Die Mutmaßung ist so neu nicht, wurde "der Chinese" doch schon lange vor Herder und Schelling gelegentlich als "gänzlich anderer" Mensch angesehen, gleichsam als ein Geschöpf vom Sirius. Chinas Bevölkerung galt ja nicht selten in der Geschichte der interkulturellen Kontakte, um noch einmal mit Schelling zu sprechen, als "eine zweite Menschheit".
Wenn der Frosch allein spöttelt
Gestern abend kam mein GG [gege: Bruder] mit seinem GF [girl friend] zu uns zum Abendessen. Wie GG und GF bei Tisch meiner Mutter PMP [pai mapi: schmeichelten], war wirklich sehr BT [biantai: abnormal]. 7456 [Es hat mich wirklich geärgert]. Ich hab nur sehr wenig gegessen und sagte 886 [Tschüß] zu ihnen. Dann ging ich ins Internet, um mit meiner MM [meimei: Freundin/kleinen Schwester] zu chatten.
Dies ist der Anfang eines Tagebuchs eines 11-jährigen Schülers aus Changchun. Die Sprache ist durchsetzt mit lateinischen Buchstaben (genutzt als Abkürzungen von chinesischen oder englischen Lauten) und arabischen Zahlen; daneben gibt es natürlich chinesische Zeichen. Derartige Sprachübungen genießen in chinesischen Chatrooms bereits "gewohnheitsrechtliche" Akzeptanz. Eine Untersuchung zeigt, dass viele Chatroom-Teilnehmer ziemlich stolz auf ihre erfinderische Durchsetzung eines neuen Jargons sind. Ohne Anmerkungen kann ein normaler Leser wohl gar nicht begreifen, wovon die Rede ist, wie auch der folgende Dialog in einem Chatroom zeigt:
Wo sind GG und MM bloß heute hingegangen? 7456. Keiner ist da; ich kann nur 886.
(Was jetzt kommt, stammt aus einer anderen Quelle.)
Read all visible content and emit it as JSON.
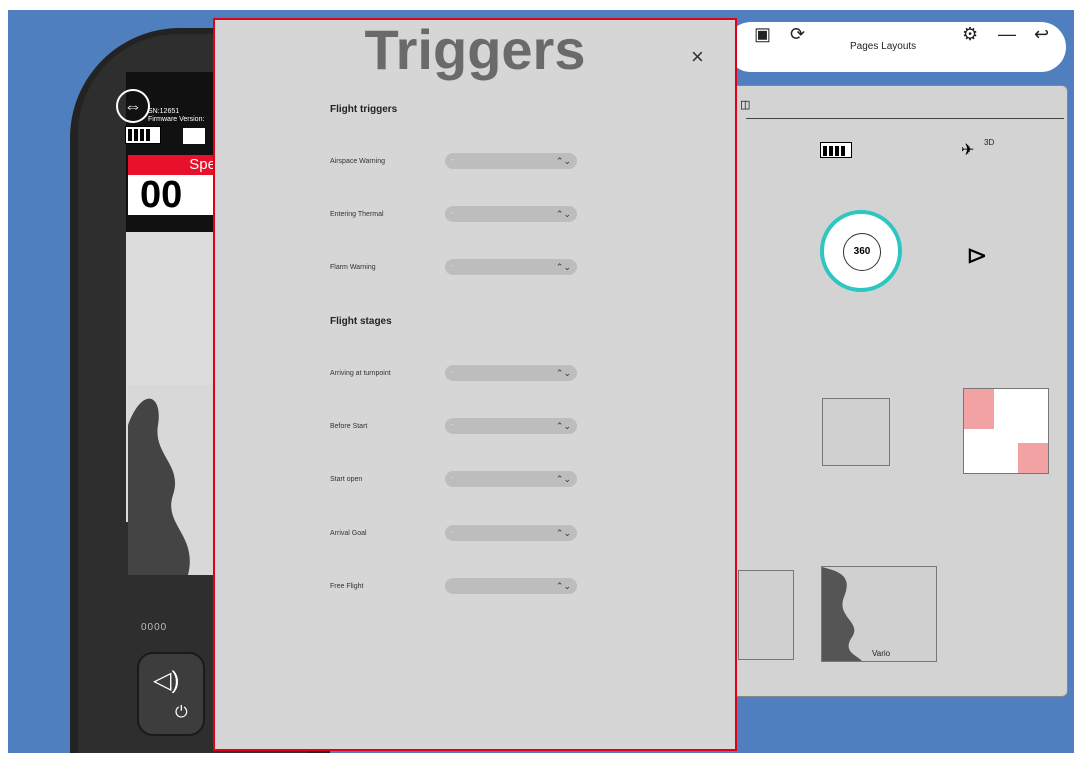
{
  "device": {
    "serial": "SN:12651",
    "firmware": "Firmware Version:",
    "speed_label": "Spe",
    "speed_value": "00",
    "dots": "0000"
  },
  "toolbar": {
    "pages_layouts_label": "Pages Layouts",
    "icons": [
      "auto-icon",
      "rotate-icon",
      "settings-icon",
      "minimize-icon",
      "back-icon"
    ]
  },
  "tiles": {
    "compass_value": "360",
    "vario_label": "Vario",
    "satellite_label": "3D"
  },
  "modal": {
    "title": "Triggers",
    "close_label": "×",
    "sections": [
      {
        "heading": "Flight triggers",
        "items": [
          {
            "label": "Airspace Warning",
            "value": "-"
          },
          {
            "label": "Entering Thermal",
            "value": "-"
          },
          {
            "label": "Flarm Warning",
            "value": "-"
          }
        ]
      },
      {
        "heading": "Flight stages",
        "items": [
          {
            "label": "Arriving at turnpoint",
            "value": "-"
          },
          {
            "label": "Before Start",
            "value": "-"
          },
          {
            "label": "Start open",
            "value": "-"
          },
          {
            "label": "Arrival Goal",
            "value": "-"
          },
          {
            "label": "Free Flight",
            "value": ""
          }
        ]
      }
    ]
  },
  "colors": {
    "background": "#4f7fbe",
    "accent_red": "#e00018",
    "modal_bg": "#d6d6d6"
  }
}
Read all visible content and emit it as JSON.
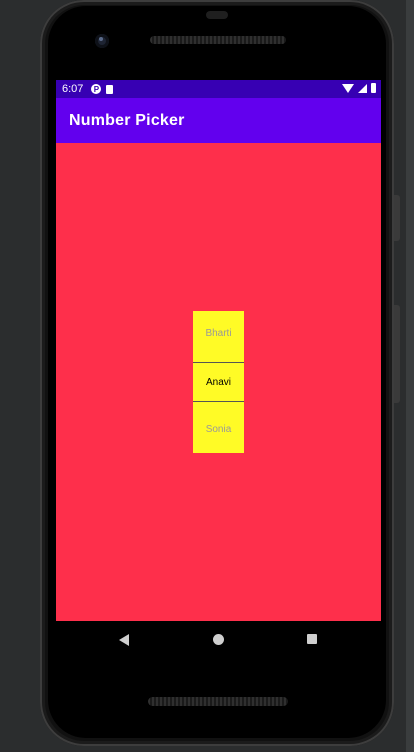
{
  "status_bar": {
    "time": "6:07",
    "p_icon_glyph": "P"
  },
  "app_bar": {
    "title": "Number Picker"
  },
  "picker": {
    "prev": "Bharti",
    "current": "Anavi",
    "next": "Sonia"
  },
  "colors": {
    "status_bar": "#3700b3",
    "app_bar": "#6200ee",
    "content_bg": "#fe2f4b",
    "picker_bg": "#fffb26"
  },
  "icons": [
    "wifi-icon",
    "signal-icon",
    "battery-icon",
    "back-icon",
    "home-icon",
    "recents-icon"
  ]
}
Moment bitte. 8147 [Ärgere dich nicht]. BB [baobei: Schatz; oder auch englisch: Baby], wir beide können doch chatten.
Ein anderer Text lautet:
7456. TMD [ta ma de: Verdammt noch mal]. Warum kommen sowohl die Garnellen [Internet-Profis] wie auch die Gemüse-Vögel [Laien im Netz] zu meinem Trockner [hong pei ji, Homophon: Homepage], um hier Wasser aufzufüllen [überflüssige Botschaften auf den bulletin boards zu veröffentlichen]? So 94 [ist es]. Ich komme nachher noch zurück, um Eisen zu schmieden [an BBS teilnehmen]. 886!" (Anmerkung: Die hier benutzten Versatzstücke des neuen Jargons sind bereits alltägliche Ausdrücke in Chaträumen.)
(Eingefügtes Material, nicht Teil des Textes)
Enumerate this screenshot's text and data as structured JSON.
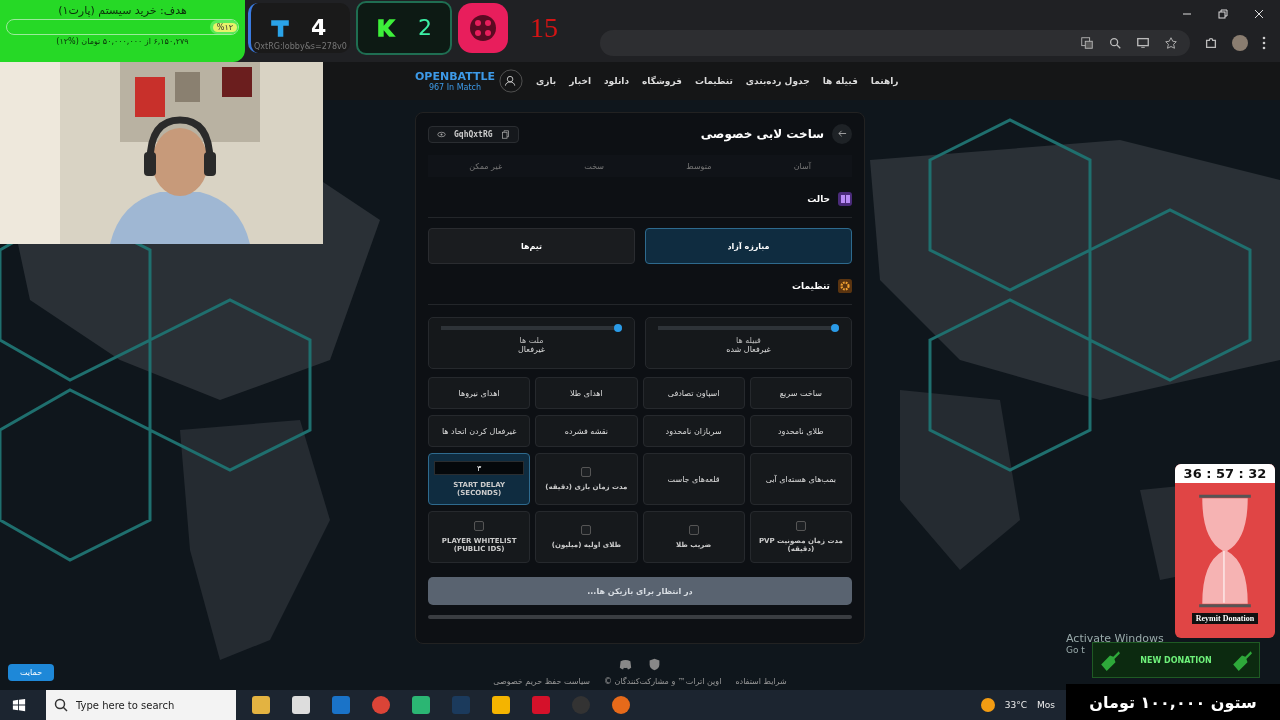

Das ist aber langweilig, wenn der Frosch für sich allein spöttelt; oder, wenn man nicht weiß, wie es mit dem Drachen ist. Zigaretten und Alkohol können wohl die Einsamkeit begleiten. Aber, nur wenn alle zusammenkommen und Freude und Leid teilen, dann ist das millionenfach befriedigend. Das ist die Macht des Internet, die Macht der Cyber-Liebe oder des Cyber-Wolfs.
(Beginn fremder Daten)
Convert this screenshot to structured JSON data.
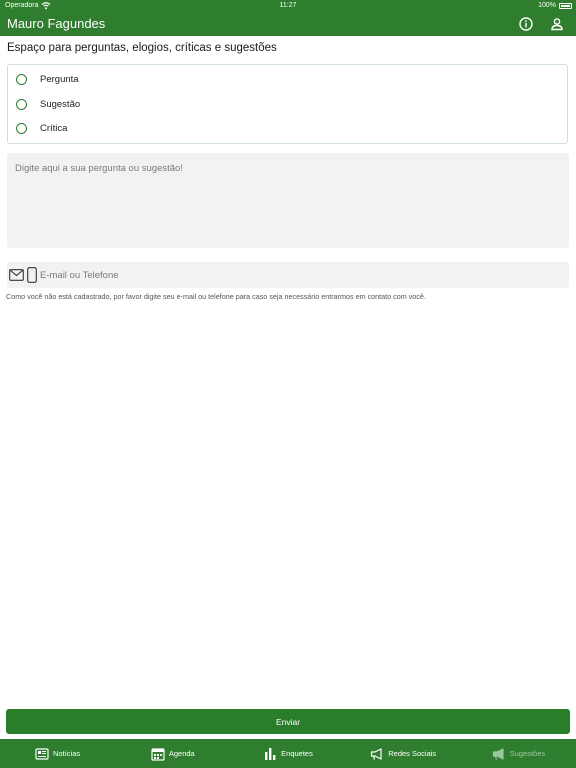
{
  "status_bar": {
    "carrier": "Operadora",
    "time": "11:27",
    "battery": "100%"
  },
  "nav": {
    "title": "Mauro Fagundes",
    "icons": [
      "info-icon",
      "user-icon"
    ]
  },
  "page": {
    "heading": "Espaço para perguntas, elogios, críticas e sugestões"
  },
  "options": [
    {
      "label": "Pergunta"
    },
    {
      "label": "Sugestão"
    },
    {
      "label": "Crítica"
    }
  ],
  "question": {
    "placeholder": "Digite aqui a sua pergunta ou sugestão!",
    "value": ""
  },
  "contact": {
    "placeholder": "E-mail ou Telefone",
    "value": "",
    "icons": [
      "mail-icon",
      "phone-icon"
    ],
    "notice": "Como você não está cadastrado, por favor digite seu e-mail ou telefone para caso seja necessário entrarmos em contato com você."
  },
  "send_button": {
    "label": "Enviar"
  },
  "tabs": [
    {
      "label": "Notícias",
      "icon": "newspaper-icon",
      "active": false
    },
    {
      "label": "Agenda",
      "icon": "calendar-icon",
      "active": false
    },
    {
      "label": "Enquetes",
      "icon": "bar-chart-icon",
      "active": false
    },
    {
      "label": "Redes Sociais",
      "icon": "megaphone-icon",
      "active": false
    },
    {
      "label": "Sugestões",
      "icon": "megaphone-icon",
      "active": true
    }
  ],
  "colors": {
    "brand_green": "#2f7d2f",
    "button_green": "#2a7d2a",
    "active_tab": "#9cc79c",
    "field_background": "#f2f2f2"
  }
}
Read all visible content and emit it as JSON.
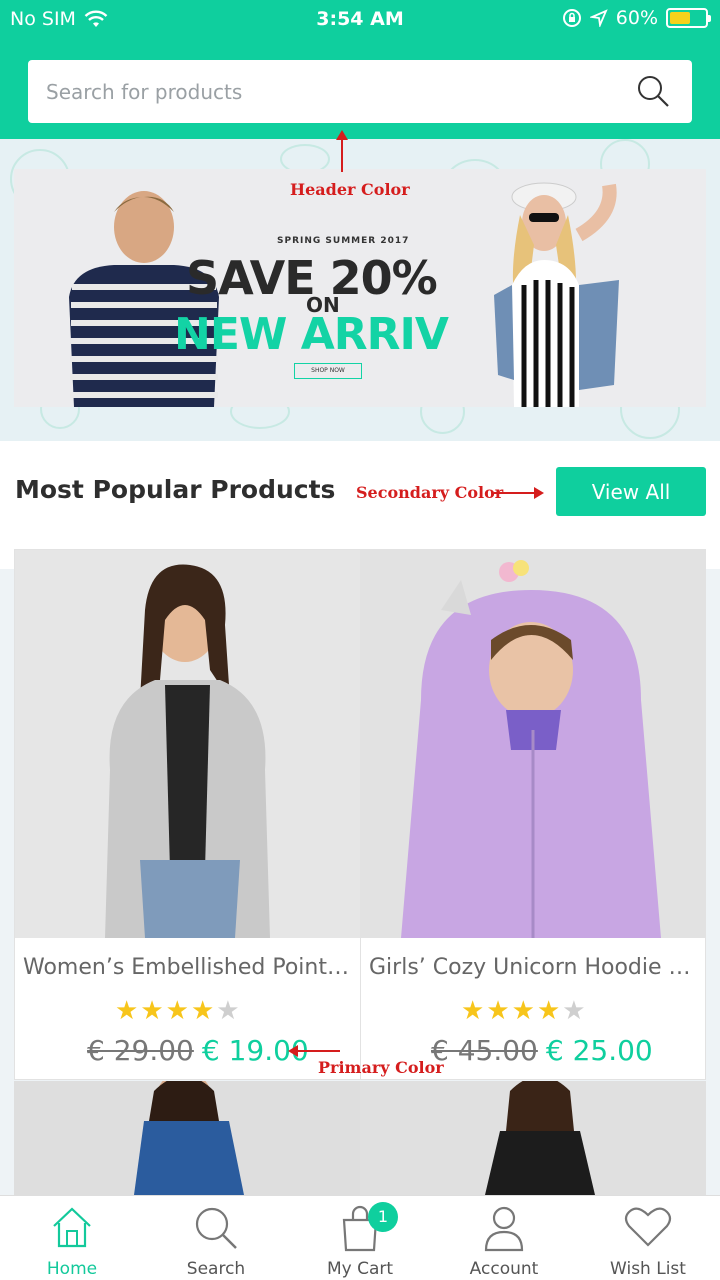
{
  "status_bar": {
    "carrier": "No SIM",
    "time": "3:54 AM",
    "battery": "60%",
    "battery_level": 0.6
  },
  "search": {
    "placeholder": "Search for products"
  },
  "banner": {
    "kicker": "SPRING SUMMER 2017",
    "headline": "SAVE 20%",
    "on": "ON",
    "subheadline": "NEW ARRIV",
    "cta": "SHOP NOW",
    "annotation": "Header Color"
  },
  "section": {
    "title": "Most Popular Products",
    "annotation": "Secondary Color",
    "view_all_label": "View All"
  },
  "products": [
    {
      "name": "Women’s Embellished Point…",
      "rating": 4,
      "old_price": "€ 29.00",
      "price": "€ 19.00"
    },
    {
      "name": "Girls’ Cozy Unicorn Hoodie –…",
      "rating": 4,
      "old_price": "€ 45.00",
      "price": "€ 25.00"
    }
  ],
  "price_annotation": "Primary Color",
  "tabbar": {
    "items": [
      {
        "label": "Home",
        "icon": "home-icon",
        "active": true
      },
      {
        "label": "Search",
        "icon": "search-icon"
      },
      {
        "label": "My Cart",
        "icon": "cart-icon"
      },
      {
        "label": "Account",
        "icon": "account-icon"
      },
      {
        "label": "Wish List",
        "icon": "heart-icon"
      }
    ],
    "cart_badge": "1"
  },
  "colors": {
    "header": "#0fcf9e",
    "secondary": "#0fcf9e",
    "primary": "#0fcf9e",
    "star": "#f7c51b",
    "annotation": "#d51d1d"
  }
}
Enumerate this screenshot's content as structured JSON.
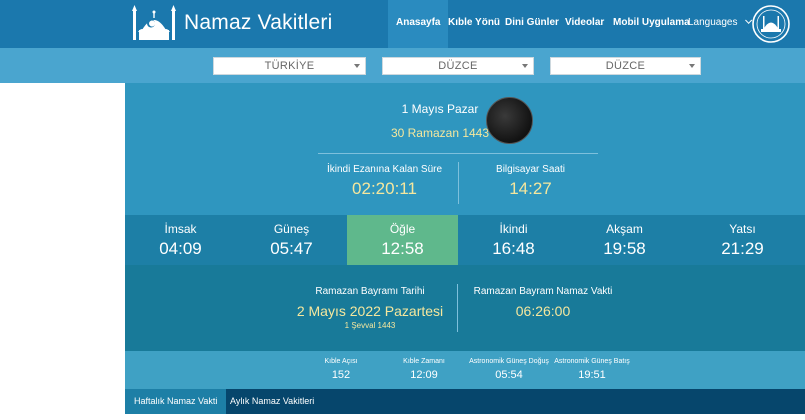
{
  "header": {
    "brand": "Namaz Vakitleri",
    "nav": [
      "Anasayfa",
      "Kıble Yönü",
      "Dini Günler",
      "Videolar",
      "Mobil Uygulama",
      "Languages"
    ],
    "active_nav": "Anasayfa"
  },
  "selectors": {
    "country": "TÜRKİYE",
    "city": "DÜZCE",
    "district": "DÜZCE"
  },
  "date": {
    "gregorian": "1 Mayıs Pazar",
    "hijri": "30 Ramazan 1443"
  },
  "countdown": {
    "label": "İkindi Ezanına Kalan Süre",
    "value": "02:20:11"
  },
  "clock": {
    "label": "Bilgisayar Saati",
    "value": "14:27"
  },
  "prayer_times": [
    {
      "name": "İmsak",
      "time": "04:09"
    },
    {
      "name": "Güneş",
      "time": "05:47"
    },
    {
      "name": "Öğle",
      "time": "12:58"
    },
    {
      "name": "İkindi",
      "time": "16:48"
    },
    {
      "name": "Akşam",
      "time": "19:58"
    },
    {
      "name": "Yatsı",
      "time": "21:29"
    }
  ],
  "current_prayer": "Öğle",
  "bayram": {
    "date_label": "Ramazan Bayramı Tarihi",
    "date_value": "2 Mayıs 2022 Pazartesi",
    "hijri_value": "1 Şevval 1443",
    "prayer_label": "Ramazan Bayram Namaz Vakti",
    "prayer_value": "06:26:00"
  },
  "stats": [
    {
      "label": "Kıble Açısı",
      "value": "152"
    },
    {
      "label": "Kıble Zamanı",
      "value": "12:09"
    },
    {
      "label": "Astronomik Güneş Doğuş",
      "value": "05:54"
    },
    {
      "label": "Astronomik Güneş Batış",
      "value": "19:51"
    }
  ],
  "tabs": [
    "Haftalık Namaz Vakti",
    "Aylık Namaz Vakitleri"
  ],
  "colors": {
    "header": "#1b78ad",
    "panel": "#2f96bf",
    "times_row": "#1d7fa6",
    "current": "#5fb88c",
    "accent_text": "#f5e79e",
    "tabs_bar": "#06466c"
  }
}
Das hier Zitierte ist ein bekannter "Humortext" im chinesischen Internet der Gegenwart. Wenn man aber die Bedeutung mancher Netzwörter nicht versteht, ist es ein hoffnungsloses Unterfangen, wollte man etwa versuchen, den Humor der Passage nachzuvollziehen. Man könnte denken, man habe es hier vielleicht mit Traumdichtung zu tun. Oder es ginge um im Schlaf gesprochene Worte. In den chinesischen Chaträumen, BBS oder ICQ ist der Frosch übrigens ein Sinnbild für einen hässlichen Mann, so wie der Drache eine hässliche oder rechthaberische Frau symbolisiert - also Leute, die im realen Leben keine Chance haben. Und der Wolf ist derjenige, der im Netz MM (oder Mädchen) verführt.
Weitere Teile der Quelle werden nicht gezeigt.